Derzeit zieht es viele Unterländerinnen und Unterländer in ihre Ferienwohnungen oder Ferienhäuser in den Bergen. Im Tessin oder in Graubünden sind überdurchschnittlich viele Feriendomizile belegt.
Das hat Folgen für diese Regionen: Die Tessiner Regierung hat nun alle Zweitwohnungsbesitzer angehalten, sich bei der betreffenden Gemeinde zu melden. Eine Massnahme, die es braucht, weil viele Deutschschweizer nicht zuhause bleiben, wie das der Bundesrat vorsieht.
Ortswechsel mit Nebenwirkungen
Tiziano Ponti ist Gemeindepräsident von Gambarogno im Locarnese. Die Gemeinde hat über 6000 sogenannte Wohneinheiten. Mehr als die Hälfte, also über 3000, sind Zweitwohnungen.
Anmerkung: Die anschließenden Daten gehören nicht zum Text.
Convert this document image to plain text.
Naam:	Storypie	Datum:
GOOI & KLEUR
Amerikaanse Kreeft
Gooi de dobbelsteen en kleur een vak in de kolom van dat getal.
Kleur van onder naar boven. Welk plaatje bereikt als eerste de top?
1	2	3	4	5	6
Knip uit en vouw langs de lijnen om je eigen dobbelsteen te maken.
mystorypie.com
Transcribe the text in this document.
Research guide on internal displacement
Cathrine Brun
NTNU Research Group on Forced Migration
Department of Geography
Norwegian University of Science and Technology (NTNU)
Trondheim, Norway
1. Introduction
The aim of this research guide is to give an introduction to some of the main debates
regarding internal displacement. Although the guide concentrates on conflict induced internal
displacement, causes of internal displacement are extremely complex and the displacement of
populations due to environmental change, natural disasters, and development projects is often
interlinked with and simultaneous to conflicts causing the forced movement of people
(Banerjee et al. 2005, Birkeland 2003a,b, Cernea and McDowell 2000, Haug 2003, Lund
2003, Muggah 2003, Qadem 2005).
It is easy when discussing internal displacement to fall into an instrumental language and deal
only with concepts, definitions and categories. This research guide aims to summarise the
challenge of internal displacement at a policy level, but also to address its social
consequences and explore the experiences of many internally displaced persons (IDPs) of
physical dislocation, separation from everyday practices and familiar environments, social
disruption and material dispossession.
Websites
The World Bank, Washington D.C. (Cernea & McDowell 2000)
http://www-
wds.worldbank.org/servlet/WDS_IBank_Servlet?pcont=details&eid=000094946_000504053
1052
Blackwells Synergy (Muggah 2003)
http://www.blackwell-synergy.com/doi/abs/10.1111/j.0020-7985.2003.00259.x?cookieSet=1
Diese sind zurzeit sehr gut besetzt: «Es gab einen merklichen Schub von Deutschschweizern, die zu uns gekommen sind. Ein Mann hat mir gesagt, in der Deutschschweiz wohne er in einem Block, hier habe er ein Haus mit Garten, das biete viel mehr Freiheit», berichtet Ponti
Es gab einen merklichen Schub von Deutschschweizern.
Dafür hat Ponti viel Verständnis. Dennoch: Für die Gemeindebehörden sind die vorwiegend älteren Feriengäste eine Mehrbelastung. Ponti und seine Mitarbeiter drucken mittlerweile alle Informationen der Behörden in allen drei Landessprachen aus. Denn Menschen über 65 dürfen im Tessin nicht mehr einkaufen gehen.
Wegen Mehrbelastung – aber auch für den Ernstfall
Freiwillige Tessiner Helfer gehen jetzt also auch für Frau Meier aus Zürich einkaufen. Ponti und seine Kolleginnen aus den anderen typischen Tessiner Feriendestinationen hoffen jetzt, dass sich möglichst viele Zweitwohnungsbesitzer bei ihnen melden.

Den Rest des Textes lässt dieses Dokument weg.